Um estudo de razoável qualidade do Instituto Fraunhofer (de 2004) compara os sistemas tarifários espanhol e alemão. A figura seguinte ilustra as consequências das diferenças que aquele estudo sublinha:

No sistema alemão, os lucros são as parcelas a laranja, enquanto no sistema ibérico, e sobretudo em Espanha desde o Decreto do Governo de Santana Lopes que limitou o prazo das nossas tarifas a 15 anos (20 anos em Espanha para tarifas semelhantes), os lucros são as parcelas a laranja + as a azul...
Como é evidente, o que o tarifário alemão garante é praticamente um lucro fixo para os produtores eólicos, independente do local de instalação; o benefício dos locais de melhores ventos vai para os consumidores.

E é nesta figura que melhor se exprime o "flavour" ibérico da ecotopia renovável...

2 comentários:

Anónimo disse...

Acho que neste momento já ninguém acredita no interesse utópico pelos passarinhos e peixinhos desta gente das eólicas.

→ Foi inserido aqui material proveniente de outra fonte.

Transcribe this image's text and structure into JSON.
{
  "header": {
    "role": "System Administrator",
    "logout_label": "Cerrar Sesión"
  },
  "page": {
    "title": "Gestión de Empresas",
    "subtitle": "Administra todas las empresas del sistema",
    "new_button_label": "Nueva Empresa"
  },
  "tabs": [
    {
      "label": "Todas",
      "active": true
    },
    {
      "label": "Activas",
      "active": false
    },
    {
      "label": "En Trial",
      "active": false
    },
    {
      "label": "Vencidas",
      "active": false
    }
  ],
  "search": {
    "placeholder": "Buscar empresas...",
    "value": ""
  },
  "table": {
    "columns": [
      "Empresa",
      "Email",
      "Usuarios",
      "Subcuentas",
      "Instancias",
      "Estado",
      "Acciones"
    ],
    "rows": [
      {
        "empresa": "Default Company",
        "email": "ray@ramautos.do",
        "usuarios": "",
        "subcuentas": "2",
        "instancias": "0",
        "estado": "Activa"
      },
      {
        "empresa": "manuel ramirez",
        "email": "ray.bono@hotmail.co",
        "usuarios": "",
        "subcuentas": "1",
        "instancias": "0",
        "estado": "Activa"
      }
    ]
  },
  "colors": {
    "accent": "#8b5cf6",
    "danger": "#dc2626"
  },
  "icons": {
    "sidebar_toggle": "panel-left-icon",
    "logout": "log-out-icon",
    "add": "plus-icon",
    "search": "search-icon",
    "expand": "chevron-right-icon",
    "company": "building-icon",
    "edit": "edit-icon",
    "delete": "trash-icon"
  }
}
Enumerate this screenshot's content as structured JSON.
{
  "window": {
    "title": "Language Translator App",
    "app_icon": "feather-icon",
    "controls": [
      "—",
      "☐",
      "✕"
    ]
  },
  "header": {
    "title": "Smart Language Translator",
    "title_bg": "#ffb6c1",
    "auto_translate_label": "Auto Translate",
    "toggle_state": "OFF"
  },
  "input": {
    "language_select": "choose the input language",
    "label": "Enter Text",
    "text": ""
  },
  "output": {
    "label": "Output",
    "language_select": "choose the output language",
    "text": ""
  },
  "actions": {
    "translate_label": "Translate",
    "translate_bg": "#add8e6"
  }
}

Este país deve ser muito rico para permitir que estas sanguessugas continuem a sua parasitagem sem que ninguém se dê conta. Ou pelo menos se preocupe muito com isso. (pelo menos não ao ponto de escreverem uma carta a todos os deputados eleitos pelo seu distrito a discordar da política actual).

Desabafo: Custa-me muito que a parasitagem esteja a ser feita sobre as famílias portuguesas que neste momento atravessam uma fase muito difícil.

Anónimo disse...

o custo da energia é virtual

as permissas dos custos ambientais com base nas emissões de CO2 são virtuais, porque atribuem ao homem a responsabilidade de alterações climáticas (elas próprias virtuais, pois os mentores dessa teoria são incapazes de demonstrar que não passam de variações idênticas às que se verificaram várias vezes no passado deste planeta)

as decisões políticas baseadas nas permissas anteriores só podem ser virtuais

enfim ... são estas as virtualidades deste mundo "real"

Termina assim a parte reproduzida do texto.